The recession and housing crisis cost Republicans both the Presidency and Congress in 2008, as the policies of President Bush were blamed for two increasingly unpopular wars, continuing deficits, and now rising unemployment and housing problems. Barrack Obama was elected President on a platform of “hope and change” and became the first black President in history. But Obama found that promising new hope and change were easier than providing them. By the mid-term elections in 2010 unemployment was still over 9 percent and the housing crisis was getting worse as foreclosures continued to rise. Obama and the Democrats passed a major fiscal stimulus package of $787 billion in February 2009, but it was attacked by Republicans as too large and by many Democrats as too small. While the recession technically ended in June of 2009, the resulting recovery was extremely slow and most families still felt the effects of recession by the 2010 mid-term elections. In addition, Obama had pushed through Congress a health care reform bill in March 2010 that was attacked by Republicans as a government takeover of health care and by some Democrats as too little reform and a boost primarily to health providers and insurance companies.

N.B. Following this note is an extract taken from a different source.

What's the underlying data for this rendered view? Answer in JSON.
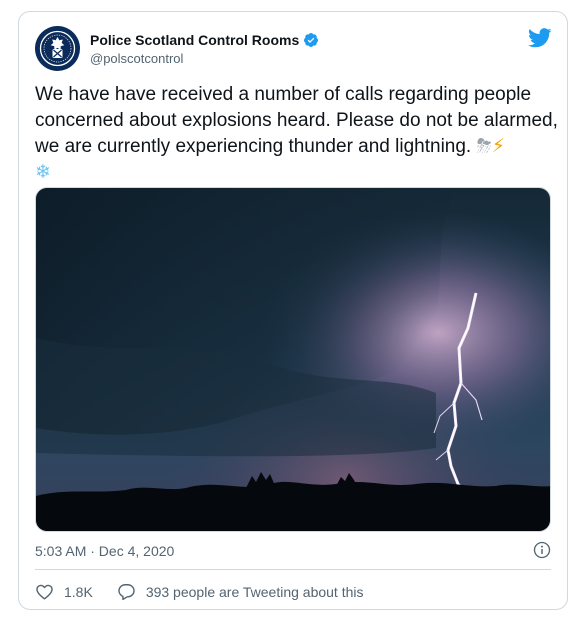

Obama’s stimulus and health care policies and lack of progress in solving the problems of unemployment and housing led to a Republican takeover of the House of Representatives in 2010, but Democrats kept a slim majority in the Senate. In December 2010 Obama reached agreement with Republicans in Congress on extending the Bush tax cuts for an additional two years in exchange for an extension of unemployment benefits. But new House Republican leaders were intent on making sure Obama was a one-term President by blocking his entire economic recovery package. The deficit of more than $1.4 trillion became a major Republican issue throughout 2011, but they steadfastly refused Obama’s demands that any reduction in spending be accompanied by some tax increases on those who earned over $250,000 a year. The continuing deficit, the issue of tax increases for the wealthy, and the opposite issue of reducing government spending for social welfare programs became the political issues that would shape the impending 2012 Presidential election campaign.